L'Algérie 5e producteur de films cinéma en Afrique

Lors d'une étude «Framing the Shot 2018: Key Trends In African Film report», on a déduit que «si l'Afrique suivait l'exemple de la Chine et investissait dans l'infrastructure cinématographique, elle pourrait réaliser des recettes annuelles de 1,5 à 2 milliards de dollars».
Réalisée pour le Festival international du film de Durban 2018 par 234 Media, en partenariat avec la Goethe-Institut, l'étude donne quelques recommandations aux autorités africaines pour réaliser le potentiel de l'industrie cinématographique continentale. L'étude recommande principalement d'améliorer l'accès au financement, d'incuber des compétences et de développer une distribution efficace.
Avec le Nigeria et l'Afrique du Sud représentant jusqu'à 500 millions de dollars de revenus cinématographiques, l'objectif de 1,5 à 2 milliards de dollars est largement réalisable. Ces revenus sont d'autant plus accessibles avec l'attractivité grandissante des films venus d'Afrique.

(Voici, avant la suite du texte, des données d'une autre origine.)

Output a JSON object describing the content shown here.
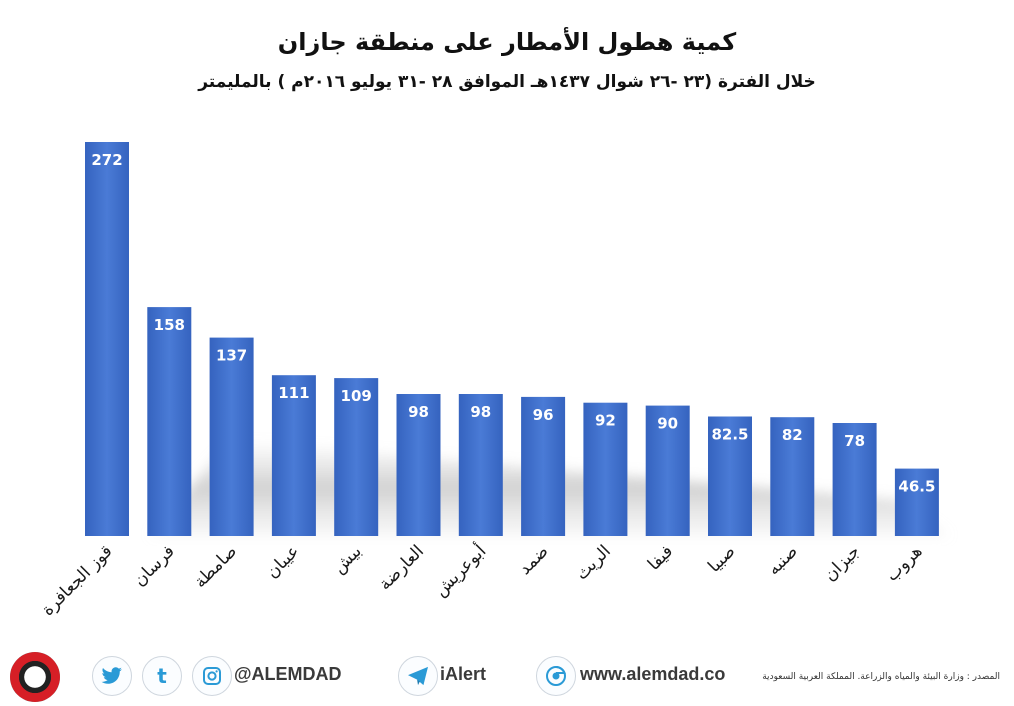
{
  "header": {
    "title": "كمية هطول الأمطار على منطقة جازان",
    "subtitle": "خلال  الفترة (٢٣ -٢٦ شوال ١٤٣٧هـ الموافق ٢٨ -٣١ يوليو ٢٠١٦م ) بالمليمتر"
  },
  "chart_data": {
    "type": "bar",
    "title": "كمية هطول الأمطار على منطقة جازان",
    "subtitle": "خلال  الفترة (٢٣ -٢٦ شوال ١٤٣٧هـ الموافق ٢٨ -٣١ يوليو ٢٠١٦م ) بالمليمتر",
    "ylabel": "",
    "xlabel": "",
    "ylim": [
      0,
      272
    ],
    "grid": false,
    "categories": [
      "قوز الجعافرة",
      "فرسان",
      "صامطة",
      "عيبان",
      "بيش",
      "العارضة",
      "أبوعريش",
      "ضمد",
      "الريث",
      "فيفا",
      "صبيا",
      "صنبه",
      "جيزان",
      "هروب"
    ],
    "values": [
      272,
      158,
      137,
      111,
      109,
      98,
      98,
      96,
      92,
      90,
      82.5,
      82,
      78,
      46.5
    ],
    "value_labels": [
      "272",
      "158",
      "137",
      "111",
      "109",
      "98",
      "98",
      "96",
      "92",
      "90",
      "82.5",
      "82",
      "78",
      "46.5"
    ],
    "bar_color": "#3f6fcc",
    "bar_color_top": "#4f80d8",
    "bar_color_bottom": "#2c56ad"
  },
  "footer": {
    "handle": "@ALEMDAD",
    "app": "iAlert",
    "website": "www.alemdad.co",
    "source": "المصدر : وزارة البيئة والمياه والزراعة. المملكة العربية السعودية",
    "icons": [
      "twitter-icon",
      "tumblr-icon",
      "instagram-icon",
      "ialert-icon",
      "browser-icon"
    ],
    "tumblr_glyph": "t"
  }
}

En Afrique, le plus ancien producteur de film est en retrait: l'Egypte, qui passe de 60 films par an à 20 films par an. Préférant investir plus dans l'audiovisuel et les feuilletons puisque les salles ferment et le nombre de spectateurs rétrécit. Dans le même sillage, c'est le Maroc qui avance dans la production et accueille chaque année le tournage de neuf films de long métrage, cinq téléfilms, cinq séries télévisées, 12 films de court métrage, 70 films documentaires ainsi que des films publicitaires, reportages TV et biens d'autres, indique le bilan des dernières années élaboré par le Centre cinématographique marocain [CCM].
Au total, 1471 autorisations de tournage pour différentes catégories de films ont été accordées par le CCM au cours de la même année. Aussi, le laboratoire a procédé au traitement de 38 films de long métrage dont sept en coproduction, 46 films de court métrage et six films publicitaires ainsi que le kinescopage de 10 films et le titrage et sous-titrage de 18 films.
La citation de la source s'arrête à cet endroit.